Unified Vector Format
These properties of the different vector formats are great for optimization purposes, for example you can imagine the scenario where all the parameters to a function are constant, we can just compute the result once and emit a constant vector. But writing specialized code for every combination of vector types for every function is unfeasible due to the combinatorial explosion of possibilities.
Instead of doing this, whenever you want to generically use a vector regardless of the type, the UnifiedVectorFormat can be used. This format essentially acts as a generic view over the contents of the Vector.
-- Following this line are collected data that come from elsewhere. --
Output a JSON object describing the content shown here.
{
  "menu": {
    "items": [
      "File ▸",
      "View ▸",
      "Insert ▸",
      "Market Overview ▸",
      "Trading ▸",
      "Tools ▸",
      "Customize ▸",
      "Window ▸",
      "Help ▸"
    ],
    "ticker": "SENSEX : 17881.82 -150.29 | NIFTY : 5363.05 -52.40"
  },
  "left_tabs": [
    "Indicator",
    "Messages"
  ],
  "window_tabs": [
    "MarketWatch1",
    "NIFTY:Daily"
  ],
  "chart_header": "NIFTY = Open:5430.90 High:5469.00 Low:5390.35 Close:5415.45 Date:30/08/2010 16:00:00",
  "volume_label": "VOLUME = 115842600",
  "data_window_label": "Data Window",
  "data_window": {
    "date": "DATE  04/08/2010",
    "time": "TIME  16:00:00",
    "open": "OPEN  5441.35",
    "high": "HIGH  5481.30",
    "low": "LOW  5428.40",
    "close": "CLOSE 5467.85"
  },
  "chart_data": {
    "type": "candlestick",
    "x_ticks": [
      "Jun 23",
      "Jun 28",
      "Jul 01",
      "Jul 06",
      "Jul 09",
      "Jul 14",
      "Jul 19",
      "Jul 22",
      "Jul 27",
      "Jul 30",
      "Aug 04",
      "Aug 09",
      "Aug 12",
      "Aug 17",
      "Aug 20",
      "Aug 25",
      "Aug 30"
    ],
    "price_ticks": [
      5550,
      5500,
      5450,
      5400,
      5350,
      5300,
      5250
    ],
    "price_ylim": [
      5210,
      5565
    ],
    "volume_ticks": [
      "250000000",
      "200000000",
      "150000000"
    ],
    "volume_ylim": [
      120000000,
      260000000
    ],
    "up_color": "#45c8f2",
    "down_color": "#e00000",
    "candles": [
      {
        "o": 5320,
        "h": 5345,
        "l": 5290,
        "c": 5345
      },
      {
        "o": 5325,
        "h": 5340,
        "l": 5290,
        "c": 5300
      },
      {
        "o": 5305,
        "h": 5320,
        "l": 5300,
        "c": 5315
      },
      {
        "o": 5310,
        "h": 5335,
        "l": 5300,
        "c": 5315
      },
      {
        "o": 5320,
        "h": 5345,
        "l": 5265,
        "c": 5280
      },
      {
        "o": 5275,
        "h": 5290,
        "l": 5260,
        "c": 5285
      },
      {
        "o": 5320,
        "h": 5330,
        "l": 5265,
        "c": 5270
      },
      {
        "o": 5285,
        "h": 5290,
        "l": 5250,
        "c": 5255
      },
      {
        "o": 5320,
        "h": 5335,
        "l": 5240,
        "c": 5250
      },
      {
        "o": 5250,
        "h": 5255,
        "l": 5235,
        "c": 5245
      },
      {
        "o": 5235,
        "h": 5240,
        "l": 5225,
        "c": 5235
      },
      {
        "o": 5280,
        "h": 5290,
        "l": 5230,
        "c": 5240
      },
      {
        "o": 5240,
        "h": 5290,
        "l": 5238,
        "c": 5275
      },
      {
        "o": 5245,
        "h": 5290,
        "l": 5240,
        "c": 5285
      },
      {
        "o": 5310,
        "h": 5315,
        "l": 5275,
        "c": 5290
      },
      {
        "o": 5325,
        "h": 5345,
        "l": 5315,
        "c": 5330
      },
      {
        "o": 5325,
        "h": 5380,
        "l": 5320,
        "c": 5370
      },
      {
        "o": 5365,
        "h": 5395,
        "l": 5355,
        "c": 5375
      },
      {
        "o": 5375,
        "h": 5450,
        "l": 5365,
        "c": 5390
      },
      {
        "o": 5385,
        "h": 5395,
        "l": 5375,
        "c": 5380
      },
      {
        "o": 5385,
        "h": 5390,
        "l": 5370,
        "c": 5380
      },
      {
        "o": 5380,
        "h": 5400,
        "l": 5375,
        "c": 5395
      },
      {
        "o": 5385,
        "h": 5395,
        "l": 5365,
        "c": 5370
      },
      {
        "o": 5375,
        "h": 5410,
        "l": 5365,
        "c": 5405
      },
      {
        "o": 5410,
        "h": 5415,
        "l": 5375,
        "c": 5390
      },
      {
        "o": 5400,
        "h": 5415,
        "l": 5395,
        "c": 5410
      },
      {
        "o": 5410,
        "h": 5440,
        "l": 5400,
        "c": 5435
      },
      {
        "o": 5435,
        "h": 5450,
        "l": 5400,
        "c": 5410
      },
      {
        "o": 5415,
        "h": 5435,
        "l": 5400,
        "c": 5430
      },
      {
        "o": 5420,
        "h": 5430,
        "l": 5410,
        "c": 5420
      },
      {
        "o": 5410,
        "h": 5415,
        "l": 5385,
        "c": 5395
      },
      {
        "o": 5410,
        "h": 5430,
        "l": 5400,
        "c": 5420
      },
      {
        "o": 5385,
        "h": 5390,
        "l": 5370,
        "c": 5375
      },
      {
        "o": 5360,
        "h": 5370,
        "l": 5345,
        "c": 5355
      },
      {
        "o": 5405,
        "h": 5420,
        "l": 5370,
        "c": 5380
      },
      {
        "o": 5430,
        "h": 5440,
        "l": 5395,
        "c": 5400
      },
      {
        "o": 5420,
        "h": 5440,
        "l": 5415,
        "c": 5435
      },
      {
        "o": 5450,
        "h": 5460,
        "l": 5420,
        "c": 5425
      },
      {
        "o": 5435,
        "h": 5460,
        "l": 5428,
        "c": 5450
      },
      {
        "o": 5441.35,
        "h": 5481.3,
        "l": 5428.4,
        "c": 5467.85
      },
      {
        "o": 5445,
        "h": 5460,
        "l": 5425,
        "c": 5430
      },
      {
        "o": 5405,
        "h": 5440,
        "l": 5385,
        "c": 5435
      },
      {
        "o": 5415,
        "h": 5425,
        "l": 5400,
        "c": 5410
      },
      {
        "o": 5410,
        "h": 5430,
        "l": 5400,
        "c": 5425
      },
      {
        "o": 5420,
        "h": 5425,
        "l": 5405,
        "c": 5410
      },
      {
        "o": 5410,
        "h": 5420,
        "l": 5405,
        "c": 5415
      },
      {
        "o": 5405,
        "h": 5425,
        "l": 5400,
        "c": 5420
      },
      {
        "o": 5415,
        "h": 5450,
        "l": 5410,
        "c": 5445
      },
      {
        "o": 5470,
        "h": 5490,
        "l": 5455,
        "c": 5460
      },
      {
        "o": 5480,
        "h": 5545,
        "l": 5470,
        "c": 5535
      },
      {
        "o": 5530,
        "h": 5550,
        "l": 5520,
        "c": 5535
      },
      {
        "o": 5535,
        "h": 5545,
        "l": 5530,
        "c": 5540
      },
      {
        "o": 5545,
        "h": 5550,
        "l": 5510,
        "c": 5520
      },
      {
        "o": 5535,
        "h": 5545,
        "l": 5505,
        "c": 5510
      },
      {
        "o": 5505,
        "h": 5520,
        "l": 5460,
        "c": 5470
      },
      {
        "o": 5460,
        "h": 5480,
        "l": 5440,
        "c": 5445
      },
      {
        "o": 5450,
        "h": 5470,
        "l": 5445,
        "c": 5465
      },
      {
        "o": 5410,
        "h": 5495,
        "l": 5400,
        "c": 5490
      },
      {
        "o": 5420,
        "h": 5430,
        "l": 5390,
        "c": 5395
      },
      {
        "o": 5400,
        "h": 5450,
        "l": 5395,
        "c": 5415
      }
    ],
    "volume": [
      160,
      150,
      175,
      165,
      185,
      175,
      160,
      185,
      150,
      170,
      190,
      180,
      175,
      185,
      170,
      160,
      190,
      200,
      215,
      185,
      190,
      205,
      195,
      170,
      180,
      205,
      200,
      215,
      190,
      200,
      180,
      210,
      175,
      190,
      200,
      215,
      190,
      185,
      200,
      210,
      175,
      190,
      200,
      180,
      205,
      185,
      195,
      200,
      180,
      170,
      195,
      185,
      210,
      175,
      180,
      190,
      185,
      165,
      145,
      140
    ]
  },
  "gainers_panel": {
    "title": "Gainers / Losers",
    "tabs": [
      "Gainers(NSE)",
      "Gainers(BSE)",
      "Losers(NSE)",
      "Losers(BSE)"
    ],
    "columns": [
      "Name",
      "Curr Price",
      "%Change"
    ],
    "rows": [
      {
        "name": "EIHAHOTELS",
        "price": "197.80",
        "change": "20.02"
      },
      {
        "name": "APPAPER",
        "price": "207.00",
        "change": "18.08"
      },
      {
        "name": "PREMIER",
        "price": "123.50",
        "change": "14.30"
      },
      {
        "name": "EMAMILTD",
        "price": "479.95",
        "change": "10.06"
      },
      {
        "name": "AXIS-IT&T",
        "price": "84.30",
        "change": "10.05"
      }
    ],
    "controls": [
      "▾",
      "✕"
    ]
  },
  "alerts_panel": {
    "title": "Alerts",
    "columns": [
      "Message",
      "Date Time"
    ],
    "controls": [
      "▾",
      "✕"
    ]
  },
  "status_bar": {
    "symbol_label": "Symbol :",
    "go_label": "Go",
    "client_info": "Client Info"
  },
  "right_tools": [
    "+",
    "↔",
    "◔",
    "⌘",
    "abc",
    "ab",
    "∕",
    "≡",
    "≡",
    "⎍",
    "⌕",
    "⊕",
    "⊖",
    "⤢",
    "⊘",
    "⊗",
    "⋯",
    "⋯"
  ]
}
Every type of Vector can convert to this format.
Complex Types
String Vectors
To efficiently store strings, we make use of our string_t class.
struct string_t {
union {
struct {
uint32_t length;
char prefix[4];
char *ptr;
} pointer;
struct {
uint32_t length;
char inlined[12];
} inlined;
} value;
};
Short strings (<= 12 bytes) are inlined into the structure, while larger strings are stored with a pointer to the data in the auxiliary string buffer. The length is used throughout the functions to avoid having to call strlen and having to continuously check for null-pointers. The prefix is used for comparisons as an early out (when the prefix does not match, we know the strings are not equal and don't need to chase any pointers).
List Vectors
List vectors are stored as a series of list entries together with a child Vector. The child vector contains the values that are present in the list, and the list entries specify how each individual list is constructed.
struct list_entry_t {
idx_t offset;
idx_t length;
};
The offset refers to the start row in the child Vector, the length keeps track of the size of the list of this row.
List vectors can be stored recursively. For nested list vectors, the child of a list vector is again a list vector.
For example, consider this mock representation of a Vector of type BIGINT[][]:
{
"type": "list",
"data": "list_entry_t",
"child": {
"type": "list",
"data": "list_entry_t",
"child": {
"type": "bigint",
"data": "int64_t"
}
}
}
Struct Vectors
Struct vectors store a list of child vectors. The number and types of the child vectors is defined by the schema of the struct.
Map Vectors
Internally map vectors are stored as a LIST[STRUCT(key KEY_TYPE, value VALUE_TYPE)].
Union Vectors
Internally UNION utilizes the same structure as a STRUCT.
The first “child” is always occupied by the Tag Vector of the UNION, which records for each row which of the UNION's types apply to that row.